Посреди ужина у нее зазвонил телефон. Мама Доджа встала.

– Легок на помине, – сказала она. – Это Билл. Может быть, у него есть новости…

– Какие новости? – спросил Додж, когда мама вышла на улицу. Он видел, как она идет по парковке. В свете фонарей она выглядела старой, уставшей, немного мешковатой. Она гораздо больше походила на обычную маму, не то что всегда.

Дэйна пожала плечами.

– Так спят или что? – не унимался Додж.

Дэйна вздохнула и аккуратно вытерла руки о салфетку. Она «разбирала» свой сэндвич, слой за слоем. Она всегда так делала – разбирала еду, а затем складывала все так, как ей нравилось.

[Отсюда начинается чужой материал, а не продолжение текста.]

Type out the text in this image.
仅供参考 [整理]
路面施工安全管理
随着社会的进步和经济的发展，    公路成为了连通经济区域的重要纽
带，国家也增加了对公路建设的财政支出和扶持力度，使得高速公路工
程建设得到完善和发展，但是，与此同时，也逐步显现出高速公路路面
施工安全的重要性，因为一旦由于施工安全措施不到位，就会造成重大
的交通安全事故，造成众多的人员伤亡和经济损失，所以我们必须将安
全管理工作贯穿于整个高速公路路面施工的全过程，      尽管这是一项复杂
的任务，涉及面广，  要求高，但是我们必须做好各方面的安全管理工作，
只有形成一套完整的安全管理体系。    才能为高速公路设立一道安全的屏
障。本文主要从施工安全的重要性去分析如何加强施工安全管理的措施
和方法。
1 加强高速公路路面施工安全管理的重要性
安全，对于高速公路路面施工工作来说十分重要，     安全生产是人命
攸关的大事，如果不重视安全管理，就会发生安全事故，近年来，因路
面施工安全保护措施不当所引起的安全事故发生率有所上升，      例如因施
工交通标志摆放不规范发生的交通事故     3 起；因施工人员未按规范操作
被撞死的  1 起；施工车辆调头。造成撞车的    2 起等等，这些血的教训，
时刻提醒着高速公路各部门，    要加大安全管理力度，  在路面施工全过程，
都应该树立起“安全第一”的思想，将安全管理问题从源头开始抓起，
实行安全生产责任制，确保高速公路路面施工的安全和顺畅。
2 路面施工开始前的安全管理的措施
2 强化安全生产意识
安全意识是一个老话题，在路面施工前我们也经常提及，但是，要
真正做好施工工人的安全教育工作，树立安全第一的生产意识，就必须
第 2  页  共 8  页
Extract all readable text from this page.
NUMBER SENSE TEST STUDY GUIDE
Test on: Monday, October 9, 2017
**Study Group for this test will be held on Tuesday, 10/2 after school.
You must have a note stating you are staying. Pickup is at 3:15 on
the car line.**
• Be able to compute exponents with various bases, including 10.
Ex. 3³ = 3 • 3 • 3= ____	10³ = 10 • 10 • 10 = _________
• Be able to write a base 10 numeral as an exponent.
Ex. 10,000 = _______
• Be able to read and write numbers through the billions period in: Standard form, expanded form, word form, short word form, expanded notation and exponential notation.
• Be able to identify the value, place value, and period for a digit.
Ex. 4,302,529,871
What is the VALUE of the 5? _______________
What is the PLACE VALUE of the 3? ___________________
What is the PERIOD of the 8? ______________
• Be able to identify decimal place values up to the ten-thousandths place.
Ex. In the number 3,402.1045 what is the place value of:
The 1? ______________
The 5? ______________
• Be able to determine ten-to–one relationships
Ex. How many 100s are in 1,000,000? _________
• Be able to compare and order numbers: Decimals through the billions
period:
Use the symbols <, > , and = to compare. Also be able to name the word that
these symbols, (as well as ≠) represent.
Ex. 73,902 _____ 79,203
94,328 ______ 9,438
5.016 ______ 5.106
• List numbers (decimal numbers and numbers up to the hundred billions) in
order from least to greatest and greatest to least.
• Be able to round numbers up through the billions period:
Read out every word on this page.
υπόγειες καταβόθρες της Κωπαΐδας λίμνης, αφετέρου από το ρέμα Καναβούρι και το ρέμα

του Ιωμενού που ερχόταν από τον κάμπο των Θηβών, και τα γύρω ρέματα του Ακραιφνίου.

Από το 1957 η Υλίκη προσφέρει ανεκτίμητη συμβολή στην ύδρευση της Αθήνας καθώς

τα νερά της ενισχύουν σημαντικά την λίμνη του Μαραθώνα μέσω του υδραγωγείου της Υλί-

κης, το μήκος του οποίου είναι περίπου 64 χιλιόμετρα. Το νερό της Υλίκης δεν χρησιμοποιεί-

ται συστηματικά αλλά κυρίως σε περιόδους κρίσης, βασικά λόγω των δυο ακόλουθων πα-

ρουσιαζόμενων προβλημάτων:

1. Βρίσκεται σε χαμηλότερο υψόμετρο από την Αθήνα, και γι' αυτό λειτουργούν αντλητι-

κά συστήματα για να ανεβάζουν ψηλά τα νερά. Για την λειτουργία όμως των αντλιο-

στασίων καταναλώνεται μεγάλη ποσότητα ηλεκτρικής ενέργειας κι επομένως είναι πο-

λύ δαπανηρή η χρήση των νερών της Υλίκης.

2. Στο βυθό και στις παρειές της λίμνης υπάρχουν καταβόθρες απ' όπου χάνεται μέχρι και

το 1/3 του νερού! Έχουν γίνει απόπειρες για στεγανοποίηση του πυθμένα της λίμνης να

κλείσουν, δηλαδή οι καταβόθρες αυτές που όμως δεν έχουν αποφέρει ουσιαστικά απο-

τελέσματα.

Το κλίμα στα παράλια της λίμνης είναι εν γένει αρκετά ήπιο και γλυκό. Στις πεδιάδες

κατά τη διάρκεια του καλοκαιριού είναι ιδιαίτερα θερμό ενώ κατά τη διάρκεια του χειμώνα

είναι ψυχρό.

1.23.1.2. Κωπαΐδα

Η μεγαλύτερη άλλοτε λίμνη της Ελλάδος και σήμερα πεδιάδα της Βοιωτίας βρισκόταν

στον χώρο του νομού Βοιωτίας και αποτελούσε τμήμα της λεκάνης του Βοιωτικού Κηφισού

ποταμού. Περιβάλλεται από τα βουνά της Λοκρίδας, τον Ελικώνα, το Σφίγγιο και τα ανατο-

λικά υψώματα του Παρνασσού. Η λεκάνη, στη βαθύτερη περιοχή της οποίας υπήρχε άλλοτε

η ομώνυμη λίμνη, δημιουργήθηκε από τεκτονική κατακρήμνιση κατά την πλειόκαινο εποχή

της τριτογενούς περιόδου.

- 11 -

– Они друзья, Додж, – сказала она, и Додж почувствовал нотку раздражения. Дэйна говорила с ним своим взрослым голосом, который всегда действовал ему на нервы. – В любом случае, тебе-то какая разница?

– У мамы нет друзей, – ответил он, хоть и знал, что это звучит злобно.

Дэйна положила салфетку – твердо, кулаком, так что чашки с водой подпрыгнули.

– Что с тобой такое?

Додж уставился на нее:

– Что такое со мной?

– Почему ты создаешь маме столько неприятностей? Этот доктор не из дешевых. Она старается. – Дэйна покачала головой. – Рики пришлось уйти, так как сюда приехала вся его семья…

– Пожалуйста, не приплетай сюда Рики.

– Я просто хочу сказать, что нам повезло.

– Повезло? – Додж издал смешок. – С каких пор ты стала такой просветленной?

– С каких пор ты стал таким вредным? – спросила в ответ Дэйна.

Додж внезапно ощутил себя потерянным. Он не знал, откуда пришло это чувство, и пытался избавиться от него.

– Мама бестолковая. Вот о чем я говорю. – Он накинулся на свой сэндвич с сыром, чтобы не смотреть в глаза Дэйне. – Кроме того, я не хочу, чтобы ты возлагала какие-то надежды понапрасну…

Теперь уже Дэйна уставилась на него.

– Это невероятно. – Она говорила тихо, но почему-то это было хуже, чем если бы она кричала. – Все это время ты говоришь мне, чтобы я старалась, продолжала верить. А когда у меня действительно появляется прогресс…

– А как насчет того, что я делаю? – Додж знал, что ведет себя ужасно, но не мог ничего поделать. Дэйна всегда была на его стороне – она единственная, кто поддерживал его, – а теперь она вдруг от него отвернулась.